Sunday, February 26, 2017
And I do. I ❤️️ cliches.
I raised my children on cliches. (You'll notice I'm not going to the trouble to figure out how to get the accent mark over the 'e.' Or is it a L'accent grave? I googled "grave mark." Got lots of search results on grave markers. Headstones! Obviously Google is English and not grammarly inclined. Twenty minutes later I found that 'cliche' is correctly written as cliché. That's the L’accent aigu. I bet you didn't know that mark's full name either.) But I digress.
Yes, I also raised my children on digressions.
"But that's not what I come here to talk about." I come to talk about cliches and their meanings.
"Hook, line, and sinker" A cliche that everyone understands, right? Even though they may not understand what it actually originally meant. (In which case they must have grown up without a brother who fished and then married someone who didn't fish. You notice I didn't say "married a man" because I gotta say one of the most avid fishermen I've ever known was my Aunt Roberta.) The hook is, of course, the bit of curved metal that hides in the bait to catch a fish. The line is the bit of string that attaches the hook to a fishing rod so the fisherman can reel the fish in. And the sinker? That's usually a small bit of lead attached to the line a bit above the hook to keep the bait, hook, and line from floating to the surface where unwary fish are less likely to wander by. Of course this cliche is often used to refer to a human who like a fish is either so hungry or so dumb that they swallow not only the bait, but the hook, the line, and the sinker, too. Sorta like last year's American electorate.
Then there's "lock, stock, and barrel." Now it wasn't until I married my current husband that I learned what this refers to. I thought it meant like when a farmer loses his farm, they sell off everything, lock, stock, and barrel. I took it to mean literally the lock on his front door, his animals, and even that empty barrel that's way in the back of almost every barn I've ever been in.
But, no. It started with black powder guns. In fact, all guns, even today's guns, have a lock. That's the mechanical part of the gun that causes it to fire -- the trigger, hammer, firing pin, etc. The stock is the part of a long gun that you hold against your shoulder. And the barrel is -- well it's the barrel of the gun.
And, how about "Long row to hoe?" How often have you heard someone misspeak this cliche as "long road to hoe?" ROW, people, ROW. As in those long, beautifully straight lines of cotton plants in a cotton field. Or maybe those folks that say "road" don't know what a hoe is or what it does. Hoes are used to cut out unwanted plants from between the wanted plants, like weeds that are likely to compete for that most precious commodity in a New Mexico cotton field -- water. Hoes are also used to break up compacted soil around plants which improves the plant's opportunity to take up water and grow.

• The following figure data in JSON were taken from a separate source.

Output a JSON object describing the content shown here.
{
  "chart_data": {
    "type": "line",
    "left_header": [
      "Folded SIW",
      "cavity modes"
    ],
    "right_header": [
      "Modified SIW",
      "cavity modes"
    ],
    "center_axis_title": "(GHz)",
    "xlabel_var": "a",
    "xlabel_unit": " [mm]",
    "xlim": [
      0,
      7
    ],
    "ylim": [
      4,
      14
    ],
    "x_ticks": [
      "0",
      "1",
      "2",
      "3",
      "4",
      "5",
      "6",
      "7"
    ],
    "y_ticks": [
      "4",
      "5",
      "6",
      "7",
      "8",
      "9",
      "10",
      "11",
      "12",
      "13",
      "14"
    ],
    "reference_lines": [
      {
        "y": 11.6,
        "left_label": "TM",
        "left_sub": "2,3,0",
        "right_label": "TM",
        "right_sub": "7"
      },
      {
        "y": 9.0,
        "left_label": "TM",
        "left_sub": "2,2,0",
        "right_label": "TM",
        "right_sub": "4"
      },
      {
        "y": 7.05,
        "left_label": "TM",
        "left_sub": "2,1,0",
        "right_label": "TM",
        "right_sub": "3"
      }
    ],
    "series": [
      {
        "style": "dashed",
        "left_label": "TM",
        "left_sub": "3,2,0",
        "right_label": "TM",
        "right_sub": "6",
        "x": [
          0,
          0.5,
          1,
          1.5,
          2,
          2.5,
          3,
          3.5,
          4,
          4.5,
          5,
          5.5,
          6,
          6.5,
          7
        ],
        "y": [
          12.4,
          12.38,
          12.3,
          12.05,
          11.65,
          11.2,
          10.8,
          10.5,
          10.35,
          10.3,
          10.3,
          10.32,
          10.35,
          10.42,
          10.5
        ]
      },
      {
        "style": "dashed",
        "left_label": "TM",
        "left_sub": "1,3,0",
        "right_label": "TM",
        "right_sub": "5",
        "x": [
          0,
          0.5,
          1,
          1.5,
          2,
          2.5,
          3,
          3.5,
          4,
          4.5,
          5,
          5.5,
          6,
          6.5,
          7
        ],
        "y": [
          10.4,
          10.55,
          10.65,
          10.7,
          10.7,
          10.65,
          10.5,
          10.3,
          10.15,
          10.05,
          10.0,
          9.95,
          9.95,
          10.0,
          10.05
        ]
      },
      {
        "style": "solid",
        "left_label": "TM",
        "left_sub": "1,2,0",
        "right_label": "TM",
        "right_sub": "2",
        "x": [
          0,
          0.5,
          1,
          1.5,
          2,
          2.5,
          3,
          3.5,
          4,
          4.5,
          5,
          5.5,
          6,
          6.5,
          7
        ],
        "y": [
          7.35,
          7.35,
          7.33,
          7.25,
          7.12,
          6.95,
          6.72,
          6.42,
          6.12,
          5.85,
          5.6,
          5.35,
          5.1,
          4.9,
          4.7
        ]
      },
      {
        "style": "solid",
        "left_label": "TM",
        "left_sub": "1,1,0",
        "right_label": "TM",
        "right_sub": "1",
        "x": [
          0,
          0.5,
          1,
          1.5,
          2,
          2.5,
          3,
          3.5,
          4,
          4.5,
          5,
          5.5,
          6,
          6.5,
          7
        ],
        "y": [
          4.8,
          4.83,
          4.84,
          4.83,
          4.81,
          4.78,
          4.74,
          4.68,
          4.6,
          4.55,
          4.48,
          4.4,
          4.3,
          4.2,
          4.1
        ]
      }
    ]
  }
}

Nobody wants to break up a road. Compaction on a road is a good thing. It allows water to run off without undermining and carrying away whatever material the road is made of. It also allows for a smoother ride.
And take it from me "a long row to hoe" is exactly like it sounds. On a cotton farm in New Mexico, four rows can be so long that they equal one acre. And those fields easily run to more than a hundred acres. Through the 1950s it was done by hand with a hoe. Migrant workers, mostly. Braceros. In our youth, my brother and I got to hoe only part of a row under that unforgiving sun. It was enough to understand that that work would make a long, hot, dusty, exhausting day of work. But we also knew that when you got through, you would have done something to improve the chances of a good harvest and make enough money to take care of your family.
That "long row to hoe" still refers to any difficult time we're likely to need to endure in our lives. Especially with the possibility of success at it's end.
Cliches! Writing teachers the world over (there's one) threaten writers to within an inch of their lives (there's another) to avoid cliches at all cost (and another) or we'll never make the New York Times Best Seller list (maybe the biggest cliche of all!)
The thing is, cliches enjoy broad understanding and the main point of writing, indeed language, is to be understood. An original and elegant or, for that matter, crude but evocative turn of phrase may give me a flutter of excitement. But cliches are like that warm place in front of a fire, while you drink a cup of something satisfying with your best friend. They are familiar.